When I heard Nathan Englander speak about the work of writing a new Haggadah in an interview with Terry Gross, I was thrilled. A great writer, a secularist, with deep roots in Jewish tradition, and a knowledge of Hebrew had reimagined the Haggadah! I knew it would be something I wanted, something that would enhance my celebration of Passover.

I ordered it, and it arrived in time for the first seder.

I opened it randomly and read this first:

"Here I am, prepared and ardent, allied and present, ready to perform the mitzvah of the first cup, the enactment of salvation's promise."
Prepared and ardent, allied and present. What thrilling language! Give me more. The writing throughout is immediate, clear, and gripping. The Haggadah is filled with intriguing bits of commentary and little details that are interesting. In the end it is a failure. Women and girls are relegated to the margins where we get a mention or two on the timeline, but the traditions we have added to the seder over the years are nowhere to be found.
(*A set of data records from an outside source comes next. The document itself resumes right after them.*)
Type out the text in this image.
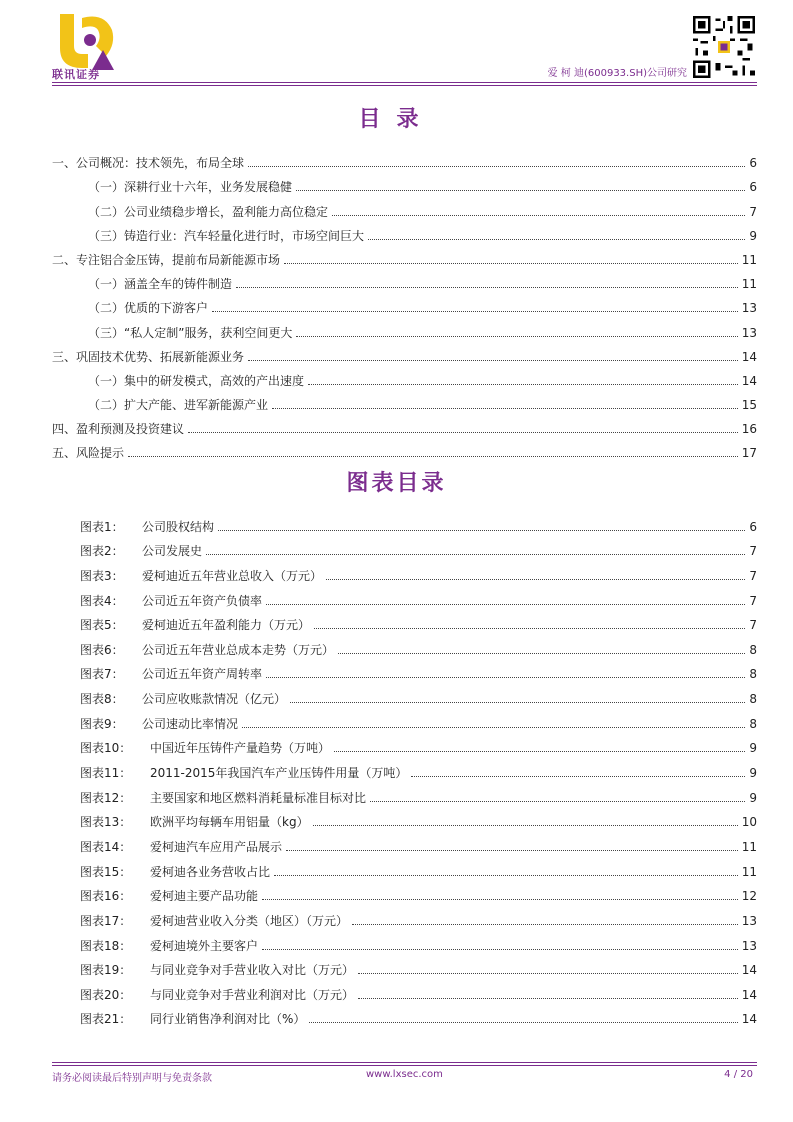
联讯证券	爱 柯 迪(600933.SH)公司研究
目录
一、公司概况：技术领先，布局全球	6
（一）深耕行业十六年，业务发展稳健	6
（二）公司业绩稳步增长，盈利能力高位稳定	7
（三）铸造行业：汽车轻量化进行时，市场空间巨大	9
二、专注铝合金压铸，提前布局新能源市场	11
（一）涵盖全车的铸件制造	11
（二）优质的下游客户	13
（三）“私人定制”服务，获利空间更大	13
三、巩固技术优势、拓展新能源业务	14
（一）集中的研发模式，高效的产出速度	14
（二）扩大产能、进军新能源产业	15
四、盈利预测及投资建议	16
五、风险提示	17
图表目录
图表1： 公司股权结构	6
图表2： 公司发展史	7
图表3： 爱柯迪近五年营业总收入（万元）	7
图表4： 公司近五年资产负债率	7
图表5： 爱柯迪近五年盈利能力（万元）	7
图表6： 公司近五年营业总成本走势（万元）	8
图表7： 公司近五年资产周转率	8
图表8： 公司应收账款情况（亿元）	8
图表9： 公司速动比率情况	8
图表10： 中国近年压铸件产量趋势（万吨）	9
图表11： 2011-2015年我国汽车产业压铸件用量（万吨）	9
图表12： 主要国家和地区燃料消耗量标准目标对比	9
图表13： 欧洲平均每辆车用铝量（kg）	10
图表14： 爱柯迪汽车应用产品展示	11
图表15： 爱柯迪各业务营收占比	11
图表16： 爱柯迪主要产品功能	12
图表17： 爱柯迪营业收入分类（地区）（万元）	13
图表18： 爱柯迪境外主要客户	13
图表19： 与同业竞争对手营业收入对比（万元）	14
图表20： 与同业竞争对手营业利润对比（万元）	14
图表21： 同行业销售净利润对比（%）	14
请务必阅读最后特别声明与免责条款	www.lxsec.com	4 / 20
The New American Haggadah reflects very little of the tradition of my family or of others who have used the ubiquitous and imperfect Maxwell House Haggadah as the inspiration for self-made traditions and new readings. As reformed Jews, we have as much of a right to our heritage and ritual as the orthodox and the lapsed orthodox. And our heritage is one that has struggled (as Jacob struggled with God) to include the voices of women and the marginilized. This is
especially true on Passover, when families become the centers for religious interpretation rather than rabbis and congregations, and when the story is one of overcoming oppression and injustice.

A Boy's Guide to Passover

The New American Haggadah is written by two men who obviously did not share the tradtion of change and inclusion I gew up with. It has erased decades of American Jewish learning by reverting to the old order of a story passed on from fathers to sons. Given the opportunity to include the voices of women, the retelling gives us more male voices and more male voices: it's awash in testosterone.
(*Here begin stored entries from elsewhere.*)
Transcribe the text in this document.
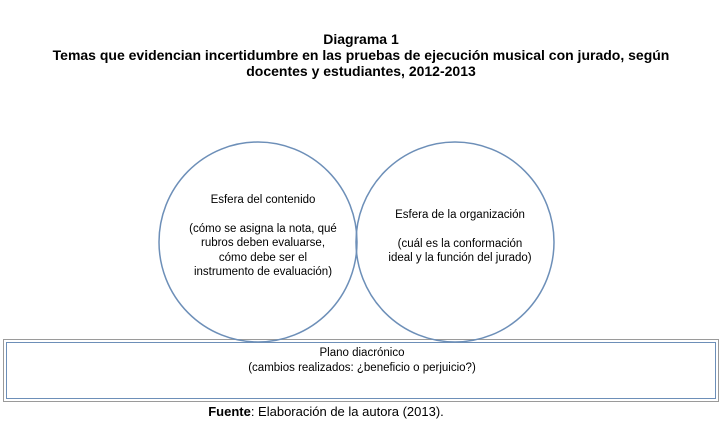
Diagrama 1
Temas que evidencian incertidumbre en las pruebas de ejecución musical con jurado, según docentes y estudiantes, 2012-2013
Esfera del contenido
(cómo se asigna la nota, qué
rubros deben evaluarse,
cómo debe ser el
instrumento de evaluación)
Esfera de la organización
(cuál es la conformación
ideal y la función del jurado)
Plano diacrónico
(cambios realizados: ¿beneficio o perjuicio?)
Fuente: Elaboración de la autora (2013).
Reading the Haggadah reminded me of the sexist core of Judaism, not the beauty of tradition and ritual. Like all Haggadahs that have come before it, the best parts will be copied and inserted into the worn out Maxwell House Haggadah we've been using since before I was born. It will not replace the self-made books in my home or the homes of many I know who celebrate Passover as a living tradition that over the years has come to include the stories of women and girls, mothers and daughters, as much as those of fathers and sons and rabbis and disciples.

The New American Haggadah squandered an amazing opportunity to reflect the new traditions of many American Jews by diminishing our contributions and ritual and reverting to the sexist core of the religion. It would be better titled A Boy's Guide to Passover.